Ameren proposes electric, natural gas rate increases

Ameren, the provider of natural gas and electric services for most Champaign-Urbana residents, filed a $226 million rate increase request Friday.

The hike — filed on the heels of a $162 million gas and electric rate increase 10 months ago — would mean an additional $97 a year for electricity and $55 for natural gas for the average residential customer, as defined by Ameren.

The proposed increase would cover increases in Ameren’s costs in the last year, said Ameren spokesperson Leigh Morris.

“It’s an issue of maintaining safe and reliable service,” Morris said.

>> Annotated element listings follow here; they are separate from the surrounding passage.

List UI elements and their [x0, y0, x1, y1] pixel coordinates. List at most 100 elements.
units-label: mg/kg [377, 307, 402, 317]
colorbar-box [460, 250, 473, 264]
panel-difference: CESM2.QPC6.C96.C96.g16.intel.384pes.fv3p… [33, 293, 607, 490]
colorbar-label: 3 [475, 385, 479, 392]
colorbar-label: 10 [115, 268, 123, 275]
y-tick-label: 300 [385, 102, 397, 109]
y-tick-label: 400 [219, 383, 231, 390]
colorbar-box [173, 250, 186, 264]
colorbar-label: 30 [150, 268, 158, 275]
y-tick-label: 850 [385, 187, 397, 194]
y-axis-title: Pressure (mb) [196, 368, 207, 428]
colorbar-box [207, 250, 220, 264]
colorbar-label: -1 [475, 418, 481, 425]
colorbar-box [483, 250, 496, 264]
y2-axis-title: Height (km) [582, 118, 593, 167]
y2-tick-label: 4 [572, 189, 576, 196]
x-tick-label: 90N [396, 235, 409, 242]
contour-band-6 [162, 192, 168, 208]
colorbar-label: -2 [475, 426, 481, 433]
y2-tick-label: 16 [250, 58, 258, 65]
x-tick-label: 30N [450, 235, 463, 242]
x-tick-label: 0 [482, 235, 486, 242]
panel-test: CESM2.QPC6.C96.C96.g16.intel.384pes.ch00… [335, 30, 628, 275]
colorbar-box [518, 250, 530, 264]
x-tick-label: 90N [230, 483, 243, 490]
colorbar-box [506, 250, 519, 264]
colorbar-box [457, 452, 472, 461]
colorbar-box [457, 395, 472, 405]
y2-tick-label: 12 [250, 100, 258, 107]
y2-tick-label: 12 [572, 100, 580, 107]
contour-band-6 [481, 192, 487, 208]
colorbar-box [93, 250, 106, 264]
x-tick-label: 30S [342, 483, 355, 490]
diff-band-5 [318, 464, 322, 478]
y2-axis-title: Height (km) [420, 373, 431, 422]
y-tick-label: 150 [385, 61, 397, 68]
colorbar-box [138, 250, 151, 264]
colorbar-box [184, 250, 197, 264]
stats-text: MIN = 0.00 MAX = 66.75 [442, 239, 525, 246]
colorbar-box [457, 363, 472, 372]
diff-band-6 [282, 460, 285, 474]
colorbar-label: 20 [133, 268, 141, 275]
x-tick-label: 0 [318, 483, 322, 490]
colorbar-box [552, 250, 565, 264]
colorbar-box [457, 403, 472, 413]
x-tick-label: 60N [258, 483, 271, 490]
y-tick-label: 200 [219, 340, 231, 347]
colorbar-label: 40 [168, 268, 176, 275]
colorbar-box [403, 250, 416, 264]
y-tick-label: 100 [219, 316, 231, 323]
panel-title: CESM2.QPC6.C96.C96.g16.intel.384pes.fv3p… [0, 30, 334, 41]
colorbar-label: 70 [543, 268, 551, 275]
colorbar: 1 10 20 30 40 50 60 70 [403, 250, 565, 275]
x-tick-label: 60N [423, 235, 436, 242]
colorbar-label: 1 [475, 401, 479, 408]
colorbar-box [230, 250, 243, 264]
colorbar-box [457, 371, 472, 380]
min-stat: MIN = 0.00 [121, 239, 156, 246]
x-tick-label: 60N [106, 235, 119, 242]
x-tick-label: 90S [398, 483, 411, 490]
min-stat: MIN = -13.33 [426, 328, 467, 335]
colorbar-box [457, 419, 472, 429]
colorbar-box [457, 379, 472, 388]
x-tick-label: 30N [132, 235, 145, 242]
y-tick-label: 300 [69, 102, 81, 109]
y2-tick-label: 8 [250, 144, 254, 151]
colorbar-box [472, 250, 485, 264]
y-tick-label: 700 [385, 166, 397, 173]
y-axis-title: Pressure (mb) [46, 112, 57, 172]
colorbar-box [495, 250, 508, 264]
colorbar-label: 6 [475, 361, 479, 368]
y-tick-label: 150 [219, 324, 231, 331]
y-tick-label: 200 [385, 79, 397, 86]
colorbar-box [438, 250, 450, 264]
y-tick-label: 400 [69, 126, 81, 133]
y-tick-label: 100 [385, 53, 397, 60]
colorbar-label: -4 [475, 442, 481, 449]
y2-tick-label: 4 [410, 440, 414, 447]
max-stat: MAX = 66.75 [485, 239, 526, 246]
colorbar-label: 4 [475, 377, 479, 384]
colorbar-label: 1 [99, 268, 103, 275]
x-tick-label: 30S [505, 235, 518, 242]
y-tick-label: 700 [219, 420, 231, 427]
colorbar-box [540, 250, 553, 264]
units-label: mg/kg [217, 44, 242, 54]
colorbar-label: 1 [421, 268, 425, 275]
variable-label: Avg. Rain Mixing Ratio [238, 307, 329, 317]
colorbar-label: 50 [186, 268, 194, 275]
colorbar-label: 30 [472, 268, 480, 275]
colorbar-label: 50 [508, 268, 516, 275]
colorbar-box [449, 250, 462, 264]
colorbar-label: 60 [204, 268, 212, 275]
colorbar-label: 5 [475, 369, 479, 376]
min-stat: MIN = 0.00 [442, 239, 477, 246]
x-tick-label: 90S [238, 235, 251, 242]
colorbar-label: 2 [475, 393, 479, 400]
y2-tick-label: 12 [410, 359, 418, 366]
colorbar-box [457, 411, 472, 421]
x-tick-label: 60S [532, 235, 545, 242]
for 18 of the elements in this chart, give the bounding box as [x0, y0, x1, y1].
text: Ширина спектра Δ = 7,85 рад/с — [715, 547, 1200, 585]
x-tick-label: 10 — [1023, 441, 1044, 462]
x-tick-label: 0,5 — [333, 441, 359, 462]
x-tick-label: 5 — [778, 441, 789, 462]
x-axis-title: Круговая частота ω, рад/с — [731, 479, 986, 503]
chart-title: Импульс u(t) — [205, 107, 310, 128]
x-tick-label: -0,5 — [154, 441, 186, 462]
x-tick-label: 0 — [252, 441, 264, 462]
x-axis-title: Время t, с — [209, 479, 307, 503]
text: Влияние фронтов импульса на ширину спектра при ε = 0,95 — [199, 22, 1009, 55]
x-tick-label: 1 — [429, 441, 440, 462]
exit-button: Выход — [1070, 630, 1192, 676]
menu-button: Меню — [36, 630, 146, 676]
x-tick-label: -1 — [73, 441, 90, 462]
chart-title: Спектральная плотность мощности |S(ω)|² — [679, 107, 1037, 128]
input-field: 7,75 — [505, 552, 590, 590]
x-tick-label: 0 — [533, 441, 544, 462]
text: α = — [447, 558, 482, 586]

If the increase is approved by the Illinois Commerce Commission, it will take effect in May 2010, he said.

“We appreciate that there is no good time to ask for a rate increase, especially with the economic challenges we are facing. We have taken steps to cut costs and control our spending, but we can’t cut them more without affecting safety,” Morris said.

The majority of the proposed increase — 77 percent — will go directly towards maintenance, construction and delivery system projects, Morris said.

Storms have also affected the company; a major storm in Southern Illinois in early May resulted in $30 million of damage to Ameren infrastructure and facilites, he said.

Some local politicians have raised concerns about the rate increase.

Champaign city council member Marci Dodds said the city would work to have the proposed rate increase reduced.

“We are certainly not thrilled about (this proposal),” Dodds said.

The council successfully lobbied to have the most recent rate increase reduced from the initial proposal and plans to do this again, she said.

Morris said Ameren has worked to straightforwardly inform customers of how rate increases will affect them, both through notifications on their monthly bills and on a website that will compute their personal rate increase.

“Unlike most businesses, we can’t simply increase our prices when costs go up. We’re filing for a rate increase to cover costs that we’ve already incurred and spent money on … it will help provide us with financial stability,” Morris said.